Um einen Ausgleich herzustellen, wird in den benachteiligten Ländern nach einem neuen Feiertag gesucht, oder besser gesagt nach einem neuen Anlass zum Feiern. Schleswig-Holstein ging voran, und schlug unter anderem den Reformationstag vor. Das gerade zurückliegende Jubiläum der Reformation bot dazu den aktuellen Anstoß. Aber ganz so einfach ging es auch wieder nicht, die Kritik an dem Vorschlag ließ nicht lange auf sich warten. Im Landtag wurde als Alternative der Weltfrauentag vorgeschlagen oder sogar das Datum der Landesverfassung. Die Befürworter des Reformationstags konnten sich erst durchsetzen, nachdem sie versicherten: die Reformation sei kein ausschließlich religiöses Datum, sondern hätte allgemein kulturellen Charakter. Ein rein religiöser Feiertag war kaum mehrheitsfähig.

Aber schon wird Protest aus anderen Ländern angemeldet: Brandenburg will zwar ebenfalls einen weiteren Feiertag einführen, schon um der Gerechtigkeit willen. Dort hält man den Anlass des 17. Juni für geeigneter. Nur zur Erinnerung: Das ist das Datum des Volksaufstandes in der ehemaligen DDR. Ob mit dieser Erinnerung mehr Menschen angesprochen werden, bleibe dahingestellt. Hauptsache kein weiterer religiös geprägter Feiertag.

Ist es tatsächlich so, dass die meisten Menschen sich mit christlichen Festen nicht identifizieren können? Anders gefragt: ist es in einem Staat, der Religionsfreiheit garantiert, wirklich nötig nach Feiertage zu suchen, die außerhalb jeder Glaubenswelt stehen? Ergibt es überhaupt Sinn, Feiertage nur zu akzeptieren, wenn sie neutral daherkommen? Hinter dieser Auffassung könnte auch ein Missverständnis stehen.

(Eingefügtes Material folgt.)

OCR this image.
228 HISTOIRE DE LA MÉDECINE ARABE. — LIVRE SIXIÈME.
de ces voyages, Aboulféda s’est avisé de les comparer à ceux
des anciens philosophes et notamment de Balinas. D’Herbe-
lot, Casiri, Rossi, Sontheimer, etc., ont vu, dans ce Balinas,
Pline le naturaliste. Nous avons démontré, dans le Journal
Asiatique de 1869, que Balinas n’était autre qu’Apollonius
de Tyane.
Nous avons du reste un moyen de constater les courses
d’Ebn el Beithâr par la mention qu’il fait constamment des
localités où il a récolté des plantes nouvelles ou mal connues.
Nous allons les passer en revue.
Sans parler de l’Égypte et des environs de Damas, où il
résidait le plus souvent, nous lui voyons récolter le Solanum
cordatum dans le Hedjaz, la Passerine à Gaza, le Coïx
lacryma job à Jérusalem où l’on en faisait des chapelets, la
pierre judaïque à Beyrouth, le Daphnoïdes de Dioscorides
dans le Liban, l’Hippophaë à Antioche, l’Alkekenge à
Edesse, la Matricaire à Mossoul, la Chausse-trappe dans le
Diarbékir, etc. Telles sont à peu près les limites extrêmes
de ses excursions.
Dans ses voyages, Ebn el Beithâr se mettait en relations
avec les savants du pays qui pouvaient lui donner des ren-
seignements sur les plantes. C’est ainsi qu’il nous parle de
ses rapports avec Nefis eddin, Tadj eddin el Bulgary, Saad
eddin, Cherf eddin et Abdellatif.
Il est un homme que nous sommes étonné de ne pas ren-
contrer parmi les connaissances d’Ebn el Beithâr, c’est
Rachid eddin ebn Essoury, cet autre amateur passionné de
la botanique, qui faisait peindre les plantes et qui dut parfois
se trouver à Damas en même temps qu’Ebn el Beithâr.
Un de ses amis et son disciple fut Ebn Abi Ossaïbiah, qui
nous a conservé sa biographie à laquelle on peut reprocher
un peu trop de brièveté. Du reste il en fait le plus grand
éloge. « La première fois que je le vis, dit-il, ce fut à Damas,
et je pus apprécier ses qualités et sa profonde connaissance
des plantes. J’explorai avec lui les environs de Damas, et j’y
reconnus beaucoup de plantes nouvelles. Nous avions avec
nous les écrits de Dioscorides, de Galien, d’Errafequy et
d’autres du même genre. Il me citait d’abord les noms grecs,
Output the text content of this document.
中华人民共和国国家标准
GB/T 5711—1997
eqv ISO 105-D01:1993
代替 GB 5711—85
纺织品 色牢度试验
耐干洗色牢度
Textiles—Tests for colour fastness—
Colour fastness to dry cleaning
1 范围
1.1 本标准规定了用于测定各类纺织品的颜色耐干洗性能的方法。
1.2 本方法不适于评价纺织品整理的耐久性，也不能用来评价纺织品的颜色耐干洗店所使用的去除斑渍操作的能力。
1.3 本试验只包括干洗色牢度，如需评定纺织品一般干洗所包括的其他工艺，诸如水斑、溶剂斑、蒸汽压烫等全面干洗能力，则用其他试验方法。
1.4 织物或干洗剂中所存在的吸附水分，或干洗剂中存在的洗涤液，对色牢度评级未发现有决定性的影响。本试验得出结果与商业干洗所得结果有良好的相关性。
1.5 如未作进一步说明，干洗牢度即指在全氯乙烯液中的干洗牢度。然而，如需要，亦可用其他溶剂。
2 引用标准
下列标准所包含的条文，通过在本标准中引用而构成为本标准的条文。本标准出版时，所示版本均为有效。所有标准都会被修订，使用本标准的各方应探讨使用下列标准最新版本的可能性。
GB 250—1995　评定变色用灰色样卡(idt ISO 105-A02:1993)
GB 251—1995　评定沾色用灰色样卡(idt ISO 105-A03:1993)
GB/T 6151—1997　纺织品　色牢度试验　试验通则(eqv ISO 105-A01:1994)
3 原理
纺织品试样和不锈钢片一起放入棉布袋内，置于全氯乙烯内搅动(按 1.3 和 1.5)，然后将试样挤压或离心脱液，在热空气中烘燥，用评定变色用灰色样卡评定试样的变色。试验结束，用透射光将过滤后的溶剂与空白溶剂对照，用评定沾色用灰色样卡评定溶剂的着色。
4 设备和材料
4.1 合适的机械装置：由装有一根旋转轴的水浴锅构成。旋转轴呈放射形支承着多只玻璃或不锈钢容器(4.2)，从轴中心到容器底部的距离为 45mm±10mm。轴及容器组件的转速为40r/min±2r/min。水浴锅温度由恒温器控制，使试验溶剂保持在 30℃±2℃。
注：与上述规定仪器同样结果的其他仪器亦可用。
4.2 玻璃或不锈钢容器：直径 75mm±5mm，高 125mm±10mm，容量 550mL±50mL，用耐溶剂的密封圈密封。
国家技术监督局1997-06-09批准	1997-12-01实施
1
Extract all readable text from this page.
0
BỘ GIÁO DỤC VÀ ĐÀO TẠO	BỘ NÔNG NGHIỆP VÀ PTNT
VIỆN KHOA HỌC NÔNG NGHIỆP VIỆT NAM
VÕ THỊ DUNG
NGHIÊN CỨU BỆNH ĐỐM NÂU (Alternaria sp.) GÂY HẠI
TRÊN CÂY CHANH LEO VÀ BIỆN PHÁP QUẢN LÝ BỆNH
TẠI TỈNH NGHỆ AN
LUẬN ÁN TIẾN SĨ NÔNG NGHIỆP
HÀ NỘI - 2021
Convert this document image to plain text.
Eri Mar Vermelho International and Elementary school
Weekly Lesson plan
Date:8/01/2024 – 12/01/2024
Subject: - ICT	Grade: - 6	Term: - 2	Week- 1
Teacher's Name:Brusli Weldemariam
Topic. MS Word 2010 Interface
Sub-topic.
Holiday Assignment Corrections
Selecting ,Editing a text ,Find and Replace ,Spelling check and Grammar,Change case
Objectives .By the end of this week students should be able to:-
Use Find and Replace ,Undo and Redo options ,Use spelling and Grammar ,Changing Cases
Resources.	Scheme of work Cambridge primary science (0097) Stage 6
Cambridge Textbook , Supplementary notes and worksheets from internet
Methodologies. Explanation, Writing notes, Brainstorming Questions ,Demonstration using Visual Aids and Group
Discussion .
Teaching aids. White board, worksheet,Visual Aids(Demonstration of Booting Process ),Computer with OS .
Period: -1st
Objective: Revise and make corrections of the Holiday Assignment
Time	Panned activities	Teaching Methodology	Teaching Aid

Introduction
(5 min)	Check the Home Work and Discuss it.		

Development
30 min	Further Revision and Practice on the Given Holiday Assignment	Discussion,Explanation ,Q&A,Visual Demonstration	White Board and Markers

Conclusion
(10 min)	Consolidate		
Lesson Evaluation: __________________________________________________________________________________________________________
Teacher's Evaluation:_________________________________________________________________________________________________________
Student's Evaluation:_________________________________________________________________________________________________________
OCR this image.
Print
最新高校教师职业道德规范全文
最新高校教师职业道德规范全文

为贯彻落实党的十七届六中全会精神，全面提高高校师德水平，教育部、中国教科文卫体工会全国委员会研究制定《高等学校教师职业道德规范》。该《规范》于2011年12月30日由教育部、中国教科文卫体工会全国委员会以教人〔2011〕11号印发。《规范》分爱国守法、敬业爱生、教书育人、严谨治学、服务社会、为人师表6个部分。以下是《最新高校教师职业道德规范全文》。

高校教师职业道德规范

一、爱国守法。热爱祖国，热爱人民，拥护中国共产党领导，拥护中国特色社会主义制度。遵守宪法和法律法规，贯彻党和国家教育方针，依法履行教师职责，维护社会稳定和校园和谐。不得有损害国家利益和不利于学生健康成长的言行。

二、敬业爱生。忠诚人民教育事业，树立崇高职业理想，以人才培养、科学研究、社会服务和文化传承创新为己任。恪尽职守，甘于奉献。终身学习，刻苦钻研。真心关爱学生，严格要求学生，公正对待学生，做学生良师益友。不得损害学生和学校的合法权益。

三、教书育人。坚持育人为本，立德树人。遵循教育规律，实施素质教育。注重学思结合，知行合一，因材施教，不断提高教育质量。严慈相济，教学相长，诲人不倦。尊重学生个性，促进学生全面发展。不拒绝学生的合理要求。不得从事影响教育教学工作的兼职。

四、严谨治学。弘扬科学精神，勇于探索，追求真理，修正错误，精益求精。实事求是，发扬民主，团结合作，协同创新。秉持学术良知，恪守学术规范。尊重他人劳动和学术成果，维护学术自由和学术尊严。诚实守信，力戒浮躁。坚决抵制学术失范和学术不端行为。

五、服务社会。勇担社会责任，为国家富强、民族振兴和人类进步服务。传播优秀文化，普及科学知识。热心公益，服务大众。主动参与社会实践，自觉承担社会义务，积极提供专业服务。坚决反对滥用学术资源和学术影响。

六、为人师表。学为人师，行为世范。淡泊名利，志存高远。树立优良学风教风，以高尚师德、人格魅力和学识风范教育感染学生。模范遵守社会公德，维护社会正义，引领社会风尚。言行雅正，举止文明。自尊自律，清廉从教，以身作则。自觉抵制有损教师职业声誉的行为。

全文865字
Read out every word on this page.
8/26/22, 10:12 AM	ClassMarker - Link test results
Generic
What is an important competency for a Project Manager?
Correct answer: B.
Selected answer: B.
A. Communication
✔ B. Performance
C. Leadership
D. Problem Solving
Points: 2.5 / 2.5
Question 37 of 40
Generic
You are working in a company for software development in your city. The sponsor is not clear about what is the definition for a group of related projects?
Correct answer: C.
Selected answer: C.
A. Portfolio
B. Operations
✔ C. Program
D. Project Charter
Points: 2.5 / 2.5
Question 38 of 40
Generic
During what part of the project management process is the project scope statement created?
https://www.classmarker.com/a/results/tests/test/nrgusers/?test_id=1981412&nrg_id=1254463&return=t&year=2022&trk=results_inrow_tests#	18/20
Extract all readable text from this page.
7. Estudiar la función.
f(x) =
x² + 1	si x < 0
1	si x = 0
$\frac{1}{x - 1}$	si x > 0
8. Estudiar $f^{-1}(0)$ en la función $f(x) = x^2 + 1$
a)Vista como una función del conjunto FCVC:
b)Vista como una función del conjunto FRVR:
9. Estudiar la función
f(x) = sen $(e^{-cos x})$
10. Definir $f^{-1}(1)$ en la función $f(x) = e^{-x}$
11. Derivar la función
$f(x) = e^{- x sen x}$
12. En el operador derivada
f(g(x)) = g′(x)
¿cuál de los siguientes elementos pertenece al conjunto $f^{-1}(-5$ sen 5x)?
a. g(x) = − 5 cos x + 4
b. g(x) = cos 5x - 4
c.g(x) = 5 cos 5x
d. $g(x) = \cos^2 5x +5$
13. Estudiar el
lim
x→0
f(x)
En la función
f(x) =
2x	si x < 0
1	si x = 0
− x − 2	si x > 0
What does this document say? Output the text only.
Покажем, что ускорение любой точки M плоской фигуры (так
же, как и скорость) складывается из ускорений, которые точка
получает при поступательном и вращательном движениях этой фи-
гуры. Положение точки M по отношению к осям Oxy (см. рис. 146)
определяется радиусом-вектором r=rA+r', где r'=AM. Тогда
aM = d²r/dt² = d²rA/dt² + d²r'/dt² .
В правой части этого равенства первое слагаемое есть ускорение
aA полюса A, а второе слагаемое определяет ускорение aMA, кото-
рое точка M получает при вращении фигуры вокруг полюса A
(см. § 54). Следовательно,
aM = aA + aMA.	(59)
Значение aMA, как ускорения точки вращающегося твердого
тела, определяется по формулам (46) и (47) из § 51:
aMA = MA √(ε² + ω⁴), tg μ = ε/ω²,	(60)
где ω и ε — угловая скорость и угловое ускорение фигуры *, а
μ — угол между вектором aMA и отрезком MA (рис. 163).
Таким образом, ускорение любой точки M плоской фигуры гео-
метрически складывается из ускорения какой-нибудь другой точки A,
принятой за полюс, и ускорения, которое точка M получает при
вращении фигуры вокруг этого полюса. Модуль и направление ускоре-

Das Missverständnis könnte in der Annahme liegen, dass Feste ausgrenzenden Charakter haben. Möglicherweise ist es da hilfreich, auf die eigenen, persönlichen Feste zu schauen und wie sie gefeiert werden. Wer etwa heiratet, lädt in der Regel Freunde, Bekannte und Nachbarn zum Mitfeiern ein. Wahrscheinlich käme niemand dabei auf die Idee, diese Feier als ausgrenzend zu empfinden. Mit religiösen Feiertagen ist das grundsätzlich gar nicht anders: Nur dass sie nicht ein persönliches Datum in den Vordergrund stellen, sondern wichtige religiöse Ereignisse in der Biographie einer Gesellschaft markieren.

Auch dazu können wir uns gegenseitig einladen und uns einladen lassen. Nichts wäre gewonnen, wenn aus falsch verstandener Toleranz zukünftig nur noch solche Daten zum Fest werden, die niemanden mehr betreffen, weil sie neutral sind. Eigentlich müsste dann auch der Sonntag entfallen, immerhin weist er als wöchentlicher Ruhetag auf den biblischen Schöpfungsbericht hin, und soll eben daran erinnern, dass auch Gott am 7. Tag ruhte. Besser ist es da schon, die Feiertage zur Begegnung zu nutzen, um sich und die anderen besser kennenzulernen und das, was den einen ganz wichtig ist, mit anderen zu teilen.